Software security is becoming crucial nowadays, as the world is becoming more and more dependent on software. Bárbara Vieira and Theodoor Scholte are talking at Voxxed Days Athens about software security: we asked them what to watch out for.


What are the most common security pitfalls when developing a web application?

Although the world is becoming more and more aware of software security, there are still a lot of mistakes and misconceptions around information security. Most in the software industry believe that having an application that performs some sort of authentication and access control, and uses a secure connection is enough to protect the data from intruders. However, in most of the cases access control is not properly implemented. For example it doesn’t scale, doesn’t protect all the data or all the system functions, etc. This leads to a cascade of other vulnerabilities.

At SIG, we have extensive experience in conducting secure code reviews and developing secure applications. In this talk, we will address the typical security pitfalls in modern web applications. We will explain how software developers can prevent them during the development lifecycle.

How do you build in security to the software development lifecycle?

The problem of having insecure and faulty systems lies on the lack of a correct definition security requirements. Most of the time, security requirements are overlooked. Security is implemented as an overlay. Security by design is rarely implemented. A secure development process is rarely followed. The lack of risk assessment and attack surface analysis of the application leads to a lot vulnerabilities. This is mostly because mitigation of the risks is not performed earlier in the development phase, and countermeasures never get to be implemented. Security must be addressed in the early phase of the software development process.

Are there any frameworks that you recommend to help address security pitfalls?
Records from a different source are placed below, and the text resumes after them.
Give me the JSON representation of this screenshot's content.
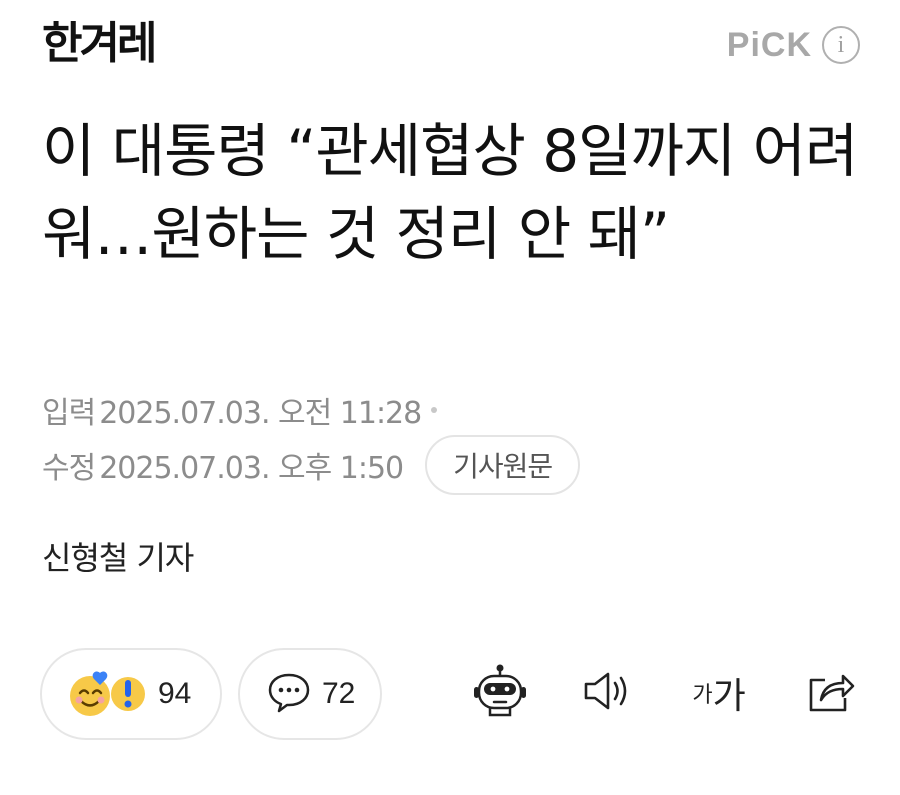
{
  "header": {
    "logo_text": "한겨레",
    "pick_label": "PiCK",
    "info_glyph": "i"
  },
  "article": {
    "headline": "이 대통령 “관세협상 8일까지 어려워…원하는 것 정리 안 돼”",
    "input_label": "입력",
    "input_time": "2025.07.03. 오전 11:28",
    "edit_label": "수정",
    "edit_time": "2025.07.03. 오후 1:50",
    "source_button": "기사원문",
    "reporter": "신형철 기자"
  },
  "actions": {
    "reaction_count": "94",
    "comment_count": "72",
    "font_small": "가",
    "font_big": "가"
  },
  "icons": {
    "reactions": "reaction-emoji-icon",
    "comment": "comment-bubble-icon",
    "summary_bot": "robot-summary-icon",
    "listen": "speaker-icon",
    "font_size": "font-size-icon",
    "share": "share-icon"
  },
  "colors": {
    "meta_gray": "#8c8c8c",
    "pick_gray": "#a8a8a8",
    "emoji_yellow": "#f7c948",
    "accent_blue": "#3b82f6"
  }
}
Most frameworks, such as .NET and Spring Boot, already provide a lot of countermeasures to prevent some of, for instance, OWASP TOP 10 vulnerabilities. The main problem when implementing security countermeasures is twofold:

  1. Security is a very complicated concept to grasp (even when developers are trained).
  2. Some of these frameworks are poorly documented and have insecure defaults.

This combination makes it hard to prevent vulnerabilities, even when relying on frameworks that help address the security pitfalls.

Should developers rely on the frameworks, or do they need to actively test and investigate their own applications for security pitfalls?

Information security is more than just coding and implementing countermeasures in the software systems. Physical security of the devices hosting the applications, for instance, is equally important. Therefore, relying on frameworks to address the security issues in the applications always leads to vulnerable applications. Applications are always different and always have different business requirements. This leads to different attack surfaces. Most of the time, implementation of countermeasures is business specific. Thus they require testing and reviewing all the risks, requirements and threats. Implementation of every new business requirements may lead to a new threat, so it’s always necessary to test if the previously implemented countermeasures still hold. Summing up, testing is the only way to validate that the initially defined security requirements are met.